Ci si agita molto in queste ore di post-scandalo da personaggio famoso. Si agita con pienissimo titolo anche il procuratore Nicola Gratteri, al quale toccherebbe la (ri)definizione di un impianto finalmente più civile e rispettoso delle nostre vite private quando devono, appunto, rimanere private. Ieri il procuratore ha fatto sapere che sarebbe in piena elaborazione «una nuova fattispecie di reato: la pubblicazione arbitraria di intercettazioni«. Da una parte si vieterebbe, scrive Repubblica, «l’inserimento del testo integrale delle intercettazioni nei provvedimenti dell’autorità giudiziaria ad eccezione delle sentenze a meno che la riproduzione testuale non sia rilevante a fini di prova». Dall’altra, concludiamo noi, si scaricherebbe il barile sui soliti giornalisti, ai quali toccherebbe il compito di secernere il grano dal loglio.
Nel mondo immaginato dal procuratore Gratteri succederebbe questo, per capirci meglio. Il giudice, nel suo provvedimento, non ci mette praticamente una mazza della montagna di intercettazioni di cui dispone, a meno che “non sia rilevante ai fini della prova”. Ma alle parti, decine e decine di parti, per cui centinaia e centinaia di persone, tra cui i modestissimi cronisti, vomita tutti i faldoni, virgole comprese. A quel punto, se la deve vedere il giornalista, deve esaminare situazione per situazione e decidere, di concerto col suo direttore, cosa sia pubblicabile e cosa no, esattamente il lavoro che dovrebbe fare alla fonte il giudice, il quale, invece, secondo il codice Gratteri così se ne laverebbe le mani. Abbiamo già avuto modo di osservare che questo atteggiamento ha il sapore della doppia morale, ma, soprattutto, non risolve un bel niente. Sempre Carofiglio sull’argomento: «Nei miei anni da giudice riuscivo a limitare molto il gocciolio delle intercettazioni, non proprio una tenuta stagna perfetta, perché quello non è possibile, ma certo il grosso era salvo. Basta averne la volontà, naturalmente, ma qui stiamo parlando di dilettanti allo sbaraglio».

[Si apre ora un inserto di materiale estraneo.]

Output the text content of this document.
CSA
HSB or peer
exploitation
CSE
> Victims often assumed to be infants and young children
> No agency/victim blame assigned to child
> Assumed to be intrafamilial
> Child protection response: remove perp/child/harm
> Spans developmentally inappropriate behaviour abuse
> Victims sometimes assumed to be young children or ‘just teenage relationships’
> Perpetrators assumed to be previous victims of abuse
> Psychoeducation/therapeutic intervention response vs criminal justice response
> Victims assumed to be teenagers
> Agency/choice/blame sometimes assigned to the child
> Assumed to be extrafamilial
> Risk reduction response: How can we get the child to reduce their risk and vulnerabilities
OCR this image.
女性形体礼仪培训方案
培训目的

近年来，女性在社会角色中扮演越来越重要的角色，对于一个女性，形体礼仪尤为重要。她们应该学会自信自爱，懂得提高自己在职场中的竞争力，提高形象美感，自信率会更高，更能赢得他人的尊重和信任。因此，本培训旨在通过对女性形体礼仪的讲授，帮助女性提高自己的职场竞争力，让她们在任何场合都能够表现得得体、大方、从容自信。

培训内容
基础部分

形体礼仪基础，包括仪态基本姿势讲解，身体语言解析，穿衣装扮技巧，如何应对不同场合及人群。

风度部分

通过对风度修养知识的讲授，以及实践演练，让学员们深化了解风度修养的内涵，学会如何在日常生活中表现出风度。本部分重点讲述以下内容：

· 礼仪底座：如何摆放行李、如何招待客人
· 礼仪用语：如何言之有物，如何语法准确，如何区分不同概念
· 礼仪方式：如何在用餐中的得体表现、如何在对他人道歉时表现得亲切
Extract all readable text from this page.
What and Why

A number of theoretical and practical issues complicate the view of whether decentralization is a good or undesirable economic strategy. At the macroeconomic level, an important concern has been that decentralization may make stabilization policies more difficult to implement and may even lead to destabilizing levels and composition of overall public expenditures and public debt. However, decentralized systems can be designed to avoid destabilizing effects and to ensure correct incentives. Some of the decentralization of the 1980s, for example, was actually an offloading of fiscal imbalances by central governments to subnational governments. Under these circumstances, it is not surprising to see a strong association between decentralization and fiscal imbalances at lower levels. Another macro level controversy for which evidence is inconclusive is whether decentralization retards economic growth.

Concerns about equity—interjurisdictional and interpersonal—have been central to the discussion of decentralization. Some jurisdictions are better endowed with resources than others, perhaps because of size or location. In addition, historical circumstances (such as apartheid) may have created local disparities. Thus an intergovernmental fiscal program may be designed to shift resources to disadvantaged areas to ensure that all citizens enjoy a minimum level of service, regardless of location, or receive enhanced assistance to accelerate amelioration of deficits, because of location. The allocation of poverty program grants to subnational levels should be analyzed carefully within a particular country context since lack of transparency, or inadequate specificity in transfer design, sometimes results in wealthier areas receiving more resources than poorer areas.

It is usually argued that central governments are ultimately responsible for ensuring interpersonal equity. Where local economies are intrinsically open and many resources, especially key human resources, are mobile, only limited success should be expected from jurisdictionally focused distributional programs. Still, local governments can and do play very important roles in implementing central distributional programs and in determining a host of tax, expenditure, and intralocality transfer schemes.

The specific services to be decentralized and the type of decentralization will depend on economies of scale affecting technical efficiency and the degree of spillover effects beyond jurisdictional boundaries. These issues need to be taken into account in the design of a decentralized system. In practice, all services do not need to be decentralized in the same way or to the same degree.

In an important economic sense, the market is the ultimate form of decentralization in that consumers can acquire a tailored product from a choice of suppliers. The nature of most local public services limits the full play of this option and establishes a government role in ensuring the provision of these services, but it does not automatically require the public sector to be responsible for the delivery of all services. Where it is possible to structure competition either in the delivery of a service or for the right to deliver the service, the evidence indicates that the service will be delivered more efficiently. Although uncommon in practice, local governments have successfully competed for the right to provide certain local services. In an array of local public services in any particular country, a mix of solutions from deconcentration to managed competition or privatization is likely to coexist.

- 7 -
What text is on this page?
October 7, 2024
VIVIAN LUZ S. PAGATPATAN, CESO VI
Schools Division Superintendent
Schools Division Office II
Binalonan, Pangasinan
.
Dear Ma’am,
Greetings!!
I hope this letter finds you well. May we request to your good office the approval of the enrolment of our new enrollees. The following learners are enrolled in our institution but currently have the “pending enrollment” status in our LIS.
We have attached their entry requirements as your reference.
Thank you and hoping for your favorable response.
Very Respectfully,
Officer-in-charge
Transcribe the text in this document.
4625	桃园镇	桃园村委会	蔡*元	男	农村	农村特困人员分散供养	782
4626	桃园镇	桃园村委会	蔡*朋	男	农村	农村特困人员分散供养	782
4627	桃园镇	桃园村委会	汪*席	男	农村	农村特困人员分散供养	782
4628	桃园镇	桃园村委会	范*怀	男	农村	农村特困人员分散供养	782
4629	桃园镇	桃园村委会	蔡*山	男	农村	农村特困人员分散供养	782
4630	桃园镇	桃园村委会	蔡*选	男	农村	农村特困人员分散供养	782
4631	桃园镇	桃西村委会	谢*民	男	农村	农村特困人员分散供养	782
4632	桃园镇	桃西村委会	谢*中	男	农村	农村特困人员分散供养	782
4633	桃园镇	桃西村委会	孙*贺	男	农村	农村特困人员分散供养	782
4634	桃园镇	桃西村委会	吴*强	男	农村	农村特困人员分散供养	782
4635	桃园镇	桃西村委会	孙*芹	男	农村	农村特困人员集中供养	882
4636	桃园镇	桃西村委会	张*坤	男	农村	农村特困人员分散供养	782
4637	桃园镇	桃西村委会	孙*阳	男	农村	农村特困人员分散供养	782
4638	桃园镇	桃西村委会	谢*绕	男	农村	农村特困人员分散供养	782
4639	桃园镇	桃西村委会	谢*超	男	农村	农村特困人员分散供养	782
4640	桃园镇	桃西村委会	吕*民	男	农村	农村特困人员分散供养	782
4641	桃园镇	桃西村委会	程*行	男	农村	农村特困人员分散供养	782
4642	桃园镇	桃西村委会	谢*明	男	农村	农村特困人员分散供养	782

Noi pensiamo che D’Alema, al contrario di quel che pensa, debba inorgoglirsi per quelle pagine giudiziarie in cui è molto citato. Per due motivi fondamentali: il primo è che contribuisce in maniera plastica, da racconto scolastico, a spiegare come certe organizzazioni criminali tentino l’avvicinamento al personaggio politico di rango, ne solletichino magari la vanità, ne immaginino presunte debolezze attraverso regolari contribuzioni alla fondazione di riferimento, sempre nell’idea che ci possa essere un giorno qualcosa di ritorno. E invece di ritorno non ci sarà nulla, e di questo nulla concesso, D’Alema deve andare fiero, ovviamente. Ma essere anche consapevole che quello scenario giudiziario, meglio di ogni altro, restituisce perfettamente la tecnicalità con cui le bande corruttive si muovono e per questo valore meritevole di pubblicazione.
Il secondo, non meno importante motivo è che anche a una persona avveduta come l’ex presidente del Consiglio non può sfuggire la delicatezza dell’argomento, quando si parla dei contributi alla fondazione. Non basta, ovviamente, che siano perfettamente regolari e fatturati. Ci vuole un plus di sensibilità, di accortezza, è necessaria una “disciplina” delle conoscenze, una severità in radice fondamentale per eliminare dal proprio mondo certi personaggi. Una severità, persino una cattiveria, che, come tutti sappiamo, sono perfettamente nella disponibilità del “simpatico” D’Alema.